使用 nltk 和 python 编写代码
我想要一个使用 NLTK 和 Python 在给定句子或文本中标记习语的代码。
I want a code for tagging idioms in a given sentence or text using NLTK and Python.
如果你对这篇内容有疑问,欢迎到本站社区发帖提问 参与讨论,获取更多帮助,或者扫码二维码加入 Web 技术交流群。
绑定邮箱获取回复消息
由于您还没有绑定你的真实邮箱,如果其他用户或者作者回复了您的评论,将不能在第一时间通知您!
发布评论
评论(1)
取决于你所说的“习语”是什么意思。乔关于词性标记的建议可能是一个好的开始 - 也可能是您真正想要的。如果是这样,请阅读 Bird 等人的《Natural Language Processing with Python》。它由 O'Reilly 出版,但也可以根据知识共享许可在线获取。这将帮助您开始使用 POS 标记。对NLTK的能力也有很好的评价。例如,一些“命名实体识别”技术可以适应你想要的吗?或者也许你想要的东西太难了。我怀疑是后者(正如拉菲所暗示的那样),但你会在你的旅程中发现这一点。也许您会在旅途中开发出一些新东西,在这种情况下,我希望您回馈 NLTK 社区。

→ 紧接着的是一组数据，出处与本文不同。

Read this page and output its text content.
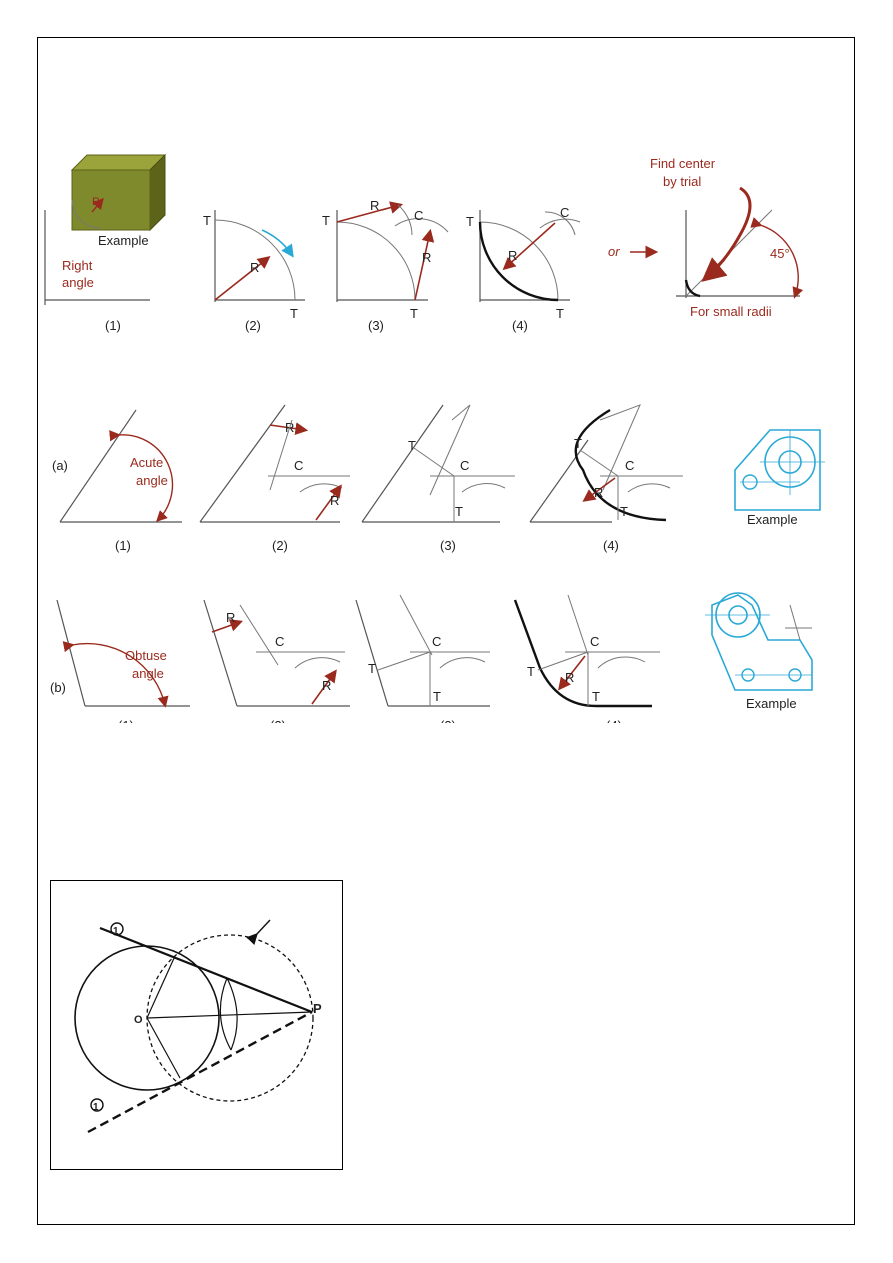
R
Example
Right
angle
(1)
R
T
T
(2)
R
R
C
T
T
(3)
R
C
T
T
(4)
or	45°
Find center
by trial
For small radii
(a)	Acute
angle
(1)
R
R
C
(2)
T
C
T
(3)
T
C
R
T
(4)
Example
(b)
Obtuse
angle
R
R
C
T
C
T
T
C
R
T	Example
1
1
O
P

Depends what you mean by an "idiom". Joe's suggestion of POS tagging is probably a good start - and might be what you are really after. If so, go read "Natural Language Processing with Python" by Bird et al. It is published by O'Reilly but is also available online under a Creative Commons license. This will get you started with POS tagging. It also has a good review of NLTK's abilities. For example, can some "Named Entity Recognition" techniques be adapted to do what you want? Or perhaps what you want is simply too difficult. I suspect the latter is the case (as implied by Rafi) but you will find that out in your journey. Perhaps you'll develop something new during your journey, in which case I hope you give back to the NLTK community.